Princess Belosselska, an American citizen, was struck on the back, on the shoulder, and on the head, by a well-clad man with a white beard, and some people spat in her face.
Several other people were ill-treated, especially Countess Litke, wife of the Russian Minister at Stuttgart; Mme. Todleben, wife of the Russian Minister at Carlsruhe; Mmes. Plantine and Raevska; MM. Diacre and Chapelle of the Embassy at Berlin, and M. Lopaiko. The children were stowed away on the floor of the motors to protect them from blows.
How the German Authorities behaved to Members of the Consular Service
Members of the Russian, French and English consular service in Germany were to have still less favour shown to them than ambassadors and ministers. The Consul-General of Russia at Leipzig was unexpectedly summoned to the police station. He was there allowed thirty-five minutes to go to the station and take the train. His vice-consul, who was of a lower rank, was allowed only ten minutes, and his pockets were searched to boot.
The Consul-General of France at Frankfurt got orders to go on the 4th August, and he immediately obeyed. The German authorities conducted him to the Belgian frontier, then on the way they changed their minds and conducted him to Constance. When he reached the station at Offensburg he was arrested by an officer.

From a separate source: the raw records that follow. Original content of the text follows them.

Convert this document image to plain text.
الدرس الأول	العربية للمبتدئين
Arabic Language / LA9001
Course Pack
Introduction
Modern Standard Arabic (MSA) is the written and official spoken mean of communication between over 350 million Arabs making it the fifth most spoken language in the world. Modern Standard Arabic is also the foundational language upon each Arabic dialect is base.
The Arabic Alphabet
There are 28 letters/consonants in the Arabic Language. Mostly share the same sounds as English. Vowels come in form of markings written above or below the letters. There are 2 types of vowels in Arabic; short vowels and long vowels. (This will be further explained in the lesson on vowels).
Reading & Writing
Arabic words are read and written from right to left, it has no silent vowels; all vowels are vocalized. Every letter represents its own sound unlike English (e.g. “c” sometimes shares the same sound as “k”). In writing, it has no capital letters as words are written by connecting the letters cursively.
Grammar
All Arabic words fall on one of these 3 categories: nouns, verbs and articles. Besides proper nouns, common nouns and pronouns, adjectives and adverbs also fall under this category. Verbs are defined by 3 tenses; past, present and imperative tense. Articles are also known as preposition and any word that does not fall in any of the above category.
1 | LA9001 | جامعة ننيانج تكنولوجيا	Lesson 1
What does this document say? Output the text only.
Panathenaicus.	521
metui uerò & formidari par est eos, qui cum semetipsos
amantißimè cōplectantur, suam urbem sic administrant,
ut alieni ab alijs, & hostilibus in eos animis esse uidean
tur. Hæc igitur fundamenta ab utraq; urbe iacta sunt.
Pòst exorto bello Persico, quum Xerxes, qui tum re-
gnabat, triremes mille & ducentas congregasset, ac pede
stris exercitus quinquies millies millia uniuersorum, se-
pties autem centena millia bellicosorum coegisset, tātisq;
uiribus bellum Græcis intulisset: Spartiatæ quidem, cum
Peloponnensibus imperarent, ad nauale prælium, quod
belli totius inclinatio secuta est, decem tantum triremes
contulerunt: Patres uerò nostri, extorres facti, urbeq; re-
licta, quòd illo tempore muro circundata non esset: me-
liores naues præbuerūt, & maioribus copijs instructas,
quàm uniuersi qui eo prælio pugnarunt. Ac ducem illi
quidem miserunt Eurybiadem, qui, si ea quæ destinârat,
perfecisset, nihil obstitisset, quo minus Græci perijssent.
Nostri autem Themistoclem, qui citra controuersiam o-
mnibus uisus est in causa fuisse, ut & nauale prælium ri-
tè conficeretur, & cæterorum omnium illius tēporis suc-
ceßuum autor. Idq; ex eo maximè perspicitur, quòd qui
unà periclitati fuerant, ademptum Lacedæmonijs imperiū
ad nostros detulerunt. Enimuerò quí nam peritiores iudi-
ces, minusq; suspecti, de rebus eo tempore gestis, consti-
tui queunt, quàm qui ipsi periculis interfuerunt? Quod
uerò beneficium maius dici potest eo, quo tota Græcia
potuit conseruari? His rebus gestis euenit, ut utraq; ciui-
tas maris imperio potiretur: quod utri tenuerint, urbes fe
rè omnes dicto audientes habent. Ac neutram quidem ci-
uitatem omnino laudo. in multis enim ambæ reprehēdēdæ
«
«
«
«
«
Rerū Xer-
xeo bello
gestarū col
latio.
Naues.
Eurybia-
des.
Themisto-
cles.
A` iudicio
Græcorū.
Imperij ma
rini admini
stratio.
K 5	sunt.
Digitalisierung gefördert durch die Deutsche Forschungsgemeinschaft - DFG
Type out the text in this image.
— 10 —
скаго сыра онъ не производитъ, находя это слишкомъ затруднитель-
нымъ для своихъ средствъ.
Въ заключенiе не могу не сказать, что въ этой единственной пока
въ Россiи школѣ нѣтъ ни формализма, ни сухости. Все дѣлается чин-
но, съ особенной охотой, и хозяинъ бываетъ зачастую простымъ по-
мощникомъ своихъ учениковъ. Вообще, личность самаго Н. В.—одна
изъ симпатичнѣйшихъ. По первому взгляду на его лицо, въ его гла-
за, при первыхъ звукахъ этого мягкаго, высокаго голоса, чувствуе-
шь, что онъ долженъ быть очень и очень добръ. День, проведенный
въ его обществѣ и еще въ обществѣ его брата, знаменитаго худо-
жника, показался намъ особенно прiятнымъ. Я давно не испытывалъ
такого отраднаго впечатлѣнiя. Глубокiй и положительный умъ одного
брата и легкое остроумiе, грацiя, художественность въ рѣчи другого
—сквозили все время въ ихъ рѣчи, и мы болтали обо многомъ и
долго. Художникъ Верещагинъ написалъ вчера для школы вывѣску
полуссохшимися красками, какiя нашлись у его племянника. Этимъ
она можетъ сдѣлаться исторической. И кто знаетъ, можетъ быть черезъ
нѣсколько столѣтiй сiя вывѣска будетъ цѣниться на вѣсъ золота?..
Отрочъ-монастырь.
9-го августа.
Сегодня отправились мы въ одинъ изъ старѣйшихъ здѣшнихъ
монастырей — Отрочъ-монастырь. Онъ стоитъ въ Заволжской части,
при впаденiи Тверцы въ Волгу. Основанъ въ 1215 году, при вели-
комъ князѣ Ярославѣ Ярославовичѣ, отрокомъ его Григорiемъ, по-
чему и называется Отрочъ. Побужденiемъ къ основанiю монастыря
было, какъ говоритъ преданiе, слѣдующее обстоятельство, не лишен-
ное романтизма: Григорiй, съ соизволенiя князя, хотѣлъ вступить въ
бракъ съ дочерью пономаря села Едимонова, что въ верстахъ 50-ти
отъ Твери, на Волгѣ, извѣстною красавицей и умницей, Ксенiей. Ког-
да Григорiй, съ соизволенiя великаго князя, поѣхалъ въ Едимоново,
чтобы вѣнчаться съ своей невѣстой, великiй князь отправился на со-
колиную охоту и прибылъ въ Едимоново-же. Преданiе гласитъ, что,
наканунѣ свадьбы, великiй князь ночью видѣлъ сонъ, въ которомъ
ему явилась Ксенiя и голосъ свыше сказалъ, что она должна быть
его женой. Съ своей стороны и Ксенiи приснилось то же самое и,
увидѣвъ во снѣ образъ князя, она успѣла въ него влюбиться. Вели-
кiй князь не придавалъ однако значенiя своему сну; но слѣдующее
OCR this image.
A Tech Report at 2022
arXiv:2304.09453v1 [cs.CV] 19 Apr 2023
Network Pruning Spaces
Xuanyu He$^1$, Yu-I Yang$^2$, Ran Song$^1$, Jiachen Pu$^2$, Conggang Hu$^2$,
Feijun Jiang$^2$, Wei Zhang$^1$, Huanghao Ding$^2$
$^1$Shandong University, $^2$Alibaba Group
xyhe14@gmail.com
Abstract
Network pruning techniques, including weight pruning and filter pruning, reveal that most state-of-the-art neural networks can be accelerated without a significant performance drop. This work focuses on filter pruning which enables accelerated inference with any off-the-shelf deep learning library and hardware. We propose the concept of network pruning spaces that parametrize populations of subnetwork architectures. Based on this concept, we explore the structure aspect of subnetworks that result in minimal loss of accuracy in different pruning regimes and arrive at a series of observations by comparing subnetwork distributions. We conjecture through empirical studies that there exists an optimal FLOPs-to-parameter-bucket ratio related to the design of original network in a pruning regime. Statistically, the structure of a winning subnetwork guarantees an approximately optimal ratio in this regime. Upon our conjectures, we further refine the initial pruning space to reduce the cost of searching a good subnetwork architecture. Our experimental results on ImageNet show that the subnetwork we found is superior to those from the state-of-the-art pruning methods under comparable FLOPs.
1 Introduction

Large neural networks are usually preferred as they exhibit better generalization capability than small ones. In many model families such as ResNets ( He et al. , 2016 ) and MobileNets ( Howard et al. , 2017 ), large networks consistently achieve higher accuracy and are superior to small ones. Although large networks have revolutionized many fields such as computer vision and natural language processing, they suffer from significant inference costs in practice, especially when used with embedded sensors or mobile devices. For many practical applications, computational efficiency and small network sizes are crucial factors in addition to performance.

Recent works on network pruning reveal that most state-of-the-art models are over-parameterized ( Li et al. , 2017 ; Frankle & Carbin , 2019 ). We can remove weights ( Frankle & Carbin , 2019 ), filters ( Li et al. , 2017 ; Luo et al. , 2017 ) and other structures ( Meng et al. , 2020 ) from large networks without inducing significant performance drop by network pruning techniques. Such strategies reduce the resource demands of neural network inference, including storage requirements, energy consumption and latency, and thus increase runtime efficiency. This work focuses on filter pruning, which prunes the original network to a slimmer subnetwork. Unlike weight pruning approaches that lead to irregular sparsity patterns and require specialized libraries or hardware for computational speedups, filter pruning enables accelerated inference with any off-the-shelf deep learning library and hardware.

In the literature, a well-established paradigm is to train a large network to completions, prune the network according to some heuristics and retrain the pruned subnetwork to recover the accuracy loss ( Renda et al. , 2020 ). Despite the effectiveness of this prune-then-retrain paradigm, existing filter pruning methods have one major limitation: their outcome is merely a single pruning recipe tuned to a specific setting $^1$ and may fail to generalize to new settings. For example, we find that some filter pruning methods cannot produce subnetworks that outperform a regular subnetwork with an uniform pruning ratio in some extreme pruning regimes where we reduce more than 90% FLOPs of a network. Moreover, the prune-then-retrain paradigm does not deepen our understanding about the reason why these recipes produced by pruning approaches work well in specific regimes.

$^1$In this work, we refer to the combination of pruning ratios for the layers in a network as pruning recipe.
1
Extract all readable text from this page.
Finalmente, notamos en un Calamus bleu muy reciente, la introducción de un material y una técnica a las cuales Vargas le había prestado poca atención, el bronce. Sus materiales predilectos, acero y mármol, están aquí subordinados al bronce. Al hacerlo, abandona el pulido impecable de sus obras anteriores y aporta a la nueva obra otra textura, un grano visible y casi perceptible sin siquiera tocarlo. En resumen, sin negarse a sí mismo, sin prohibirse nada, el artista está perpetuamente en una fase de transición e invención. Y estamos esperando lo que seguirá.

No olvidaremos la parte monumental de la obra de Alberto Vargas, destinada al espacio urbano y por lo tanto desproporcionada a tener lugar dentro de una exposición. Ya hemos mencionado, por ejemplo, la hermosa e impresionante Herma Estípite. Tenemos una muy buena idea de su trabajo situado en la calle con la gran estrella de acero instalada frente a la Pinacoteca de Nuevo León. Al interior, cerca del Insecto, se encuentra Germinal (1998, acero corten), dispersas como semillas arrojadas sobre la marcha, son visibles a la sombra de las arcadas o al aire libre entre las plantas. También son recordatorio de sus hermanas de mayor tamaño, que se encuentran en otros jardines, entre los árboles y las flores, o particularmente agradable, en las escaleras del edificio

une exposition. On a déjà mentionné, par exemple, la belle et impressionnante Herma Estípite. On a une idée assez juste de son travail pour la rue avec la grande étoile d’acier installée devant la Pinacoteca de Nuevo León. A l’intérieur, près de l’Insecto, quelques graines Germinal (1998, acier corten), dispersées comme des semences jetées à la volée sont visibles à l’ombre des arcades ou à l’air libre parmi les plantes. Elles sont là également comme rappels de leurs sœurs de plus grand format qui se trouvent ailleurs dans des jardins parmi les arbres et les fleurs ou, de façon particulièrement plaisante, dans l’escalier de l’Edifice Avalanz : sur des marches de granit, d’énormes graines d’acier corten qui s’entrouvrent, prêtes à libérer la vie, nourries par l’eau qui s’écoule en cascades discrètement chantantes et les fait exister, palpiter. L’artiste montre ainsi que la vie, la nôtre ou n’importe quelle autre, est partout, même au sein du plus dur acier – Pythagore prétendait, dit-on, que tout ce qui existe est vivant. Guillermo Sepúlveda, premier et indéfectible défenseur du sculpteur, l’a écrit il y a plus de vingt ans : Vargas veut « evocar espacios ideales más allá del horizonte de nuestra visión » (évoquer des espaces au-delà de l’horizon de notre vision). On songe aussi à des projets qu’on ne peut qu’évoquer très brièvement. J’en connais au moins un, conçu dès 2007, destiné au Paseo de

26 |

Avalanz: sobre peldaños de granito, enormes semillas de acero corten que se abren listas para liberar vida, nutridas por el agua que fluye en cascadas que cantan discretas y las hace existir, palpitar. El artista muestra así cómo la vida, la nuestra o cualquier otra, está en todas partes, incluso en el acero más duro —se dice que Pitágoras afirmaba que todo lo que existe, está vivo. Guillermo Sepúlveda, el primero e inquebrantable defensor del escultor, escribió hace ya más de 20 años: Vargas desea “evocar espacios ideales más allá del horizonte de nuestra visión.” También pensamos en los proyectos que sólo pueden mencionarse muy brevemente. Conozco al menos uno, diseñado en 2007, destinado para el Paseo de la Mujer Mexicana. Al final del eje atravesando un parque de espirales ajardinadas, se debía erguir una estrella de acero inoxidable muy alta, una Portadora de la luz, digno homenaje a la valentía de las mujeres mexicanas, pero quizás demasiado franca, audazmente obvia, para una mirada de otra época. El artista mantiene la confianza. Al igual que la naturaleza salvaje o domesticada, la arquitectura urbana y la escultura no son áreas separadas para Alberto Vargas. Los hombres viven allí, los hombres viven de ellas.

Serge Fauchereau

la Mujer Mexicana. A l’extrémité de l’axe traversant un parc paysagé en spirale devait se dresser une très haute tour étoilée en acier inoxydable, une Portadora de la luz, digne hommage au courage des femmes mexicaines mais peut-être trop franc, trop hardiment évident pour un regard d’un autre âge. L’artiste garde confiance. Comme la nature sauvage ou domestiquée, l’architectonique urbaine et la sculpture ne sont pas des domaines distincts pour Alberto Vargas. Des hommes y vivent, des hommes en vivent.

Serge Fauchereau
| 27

With the consular staff he remained shut up for five hours in the waiting-room, closely watched. Then he was conducted, with about one hundred French people, men, women and children, who had left Frankfurt at the same time as their consul-general, to Donaueschingen. There they were all led under escort in a pelting rain to the other end of the town into an open station, where their only opportunity of rest was upon some bundles of straw. On the next morning it was announced that the French, with their wives and children, would be detained by the local authorities. A protest by the consul-general was ineffective. The consul and his staff were unable to resume their journey to Constance until 5 o’clock.
On the 5th August the German authorities ordered the consuls of France, Russia and England to leave Danzig within an hour.
The three consuls and their families were brought to Bentheim, on the Dutch frontier, amid insults and ill-treatment and without being allowed to take any food. On the 8th August, at Bentheim, the three consuls were separated from their wives and families, and shut up in a prison cell, with the sons of the English consul and M. Vassel, of the French Consulate at Prague.
They were treated like criminals: they had bread and water for food, straw mattresses and a stone floor for bed; they were compelled to clean their cells, to take a regular walk of half an hour within the prison precincts, in the company of men who had been convicted at common law.
The French consul, M. Michel, being ill, asked for a doctor, but was unable to get one. The superintendent of the prison thought he had done all that was required by giving him some castor oil. This regimen lasted several days. Finally, on the 13th August, the English consul was released and met again his wife and his children, who, unknown to him, had been shut up in another cell. The other consuls were not set at liberty until some days afterwards.
M. de France de Tersant, Vice-Consul of France at Frankfurt on the Main, took thirty-three hours to traverse the 300 kilometres between Frankfurt and the frontier. He underwent the same annoyances: tedious confinement in railway stations, perpetual change of route; he was compelled to travel with blinds drawn and windows shut in a stifling heat, in the company of an armed official.